Ms. Dayton said preservation has been no easy task, although having a responsive Town Board and local government leaders who are environmentalists has been helpful. The Southampton Trails Preservation Society has worked actively with Southampton Town government as well as the State Department of Environmental Conservation and environmental organizations such as The Nature Conservancy and the Long Pond Greenbelt, as well as neighboring trails groups such as the East Hampton Trails Preservation Society.

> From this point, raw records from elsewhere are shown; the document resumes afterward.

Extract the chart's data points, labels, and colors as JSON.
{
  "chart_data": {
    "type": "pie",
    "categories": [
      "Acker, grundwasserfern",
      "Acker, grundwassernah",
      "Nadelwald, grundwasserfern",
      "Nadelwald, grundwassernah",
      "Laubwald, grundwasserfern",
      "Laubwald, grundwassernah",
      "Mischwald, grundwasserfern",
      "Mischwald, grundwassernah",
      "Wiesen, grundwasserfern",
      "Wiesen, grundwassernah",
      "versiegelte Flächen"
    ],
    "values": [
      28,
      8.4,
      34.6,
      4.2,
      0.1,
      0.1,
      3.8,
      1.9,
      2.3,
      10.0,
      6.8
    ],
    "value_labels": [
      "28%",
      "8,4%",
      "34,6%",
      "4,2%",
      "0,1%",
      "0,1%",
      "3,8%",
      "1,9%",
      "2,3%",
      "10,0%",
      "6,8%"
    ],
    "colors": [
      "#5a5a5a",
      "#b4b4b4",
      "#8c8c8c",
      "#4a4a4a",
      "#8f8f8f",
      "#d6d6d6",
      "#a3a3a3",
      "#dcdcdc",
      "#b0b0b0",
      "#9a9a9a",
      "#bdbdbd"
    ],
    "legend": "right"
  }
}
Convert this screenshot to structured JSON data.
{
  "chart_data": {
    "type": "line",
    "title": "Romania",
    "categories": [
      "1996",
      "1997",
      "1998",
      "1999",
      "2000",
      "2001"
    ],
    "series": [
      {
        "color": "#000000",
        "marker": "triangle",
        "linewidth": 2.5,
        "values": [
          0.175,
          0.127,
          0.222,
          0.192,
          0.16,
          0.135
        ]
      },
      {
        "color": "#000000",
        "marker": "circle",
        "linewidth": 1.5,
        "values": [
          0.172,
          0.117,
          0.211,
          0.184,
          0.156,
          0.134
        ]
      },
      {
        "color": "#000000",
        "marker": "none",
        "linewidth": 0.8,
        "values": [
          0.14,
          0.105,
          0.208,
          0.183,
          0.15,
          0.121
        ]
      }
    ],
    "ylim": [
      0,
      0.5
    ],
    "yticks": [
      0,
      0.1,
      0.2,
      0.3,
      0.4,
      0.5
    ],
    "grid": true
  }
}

Perhaps the most important achievement was securing a trail law within the Southampton Town code during the late 1980s, which ensured that trails would be recognized and preserved as natural resources, Ms. Dayton said. The town code also mandated that developers point out all existing trails on proposed subdivision maps, keeping them from being broken up or interrupted by new house lots and development.

At that time, Fred W. Thiele Jr.—now a local assemblyman and the village attorney for Sag Harbor—played an important role as the town attorney for Southampton. Mr. Thiele explained last week that the law gives planning officials the power to protect old trails that cross private property.

“The primary issue really was, as the area got under development, the fear that a lot of these trails and trail linkages would be lost because of development,” said Mr. Thiele. “We have the authority, under the law, to protect features such as trails.”

Ms. Louchheim echoed that sentiment and said that the law has truly been instrumental.

“If in a subdivision there is a trail that people have been using, that trail has to remain in the subdivision,” she said. “It could be moved, but it has to stay there. That was very important because too many subdivisions were being plopped right in the middle of our trail system.”

At the time, homeowners would repeatedly argue that the law would “impinge on their property rights,” Ms. Louchheim said, but things have changed. “I have to tell you, now I see these real estate developments for sale and they say ‘next to trail or trail access’; they are just touting these trails.”

Both Mr. Thiele and Ms. Dayton explained that the town’s Community Preservation Fund has also been key. “As far as protecting trails and public access, we put many tools in the toolbox, probably the most important tool has been the Community Preservation Fund because important trail linkages that otherwise might have been lost, the town has been able to acquire,” Mr. Thiele said.

The CPF was created in 1999 and is supported by revenues that come from a 2-percent tax on most real estate transfers. It allows the town to buy land, although the property owners must be willing to sell; the fund cannot be used during such proceedings as eminent domain or condemnation. Thus far, the fund has preserved more than 3,000 acres of land that could have been lost to development.

Now the biggest task for the society is maintaining existing trails and ensuring that they remain open and accessible to hikers. That means that after every major storm, members must be prepared to clear the paths and make sure that the blazes remain painted on the trees so that hikers do not get lost. That takes manpower, because paint “deteriorates,” said Howard Reismann, a board member.

A white blaze means a hiker is on the Paumanok Path, a 130-mile, east-to-west trail that stretches from Montauk Point to Rocky Point on the north shore. The organization has just a few miles left to finish this path in the Shinnecock Hills area—and on April 23, its members will host an inaugural hike celebrating its completion.

“The towns have done their fair share with laws, but really what has protected the trails has been the private sector—the Trails Preservation Society; they have helped to maintain the trails, advocated for stronger laws to preserve the trails,” said Mr. Thiele.

“What is really great about it is it is all volunteers,” he continued, “people that give their time to the community, to the town, and provide a resource that is really beneficial.”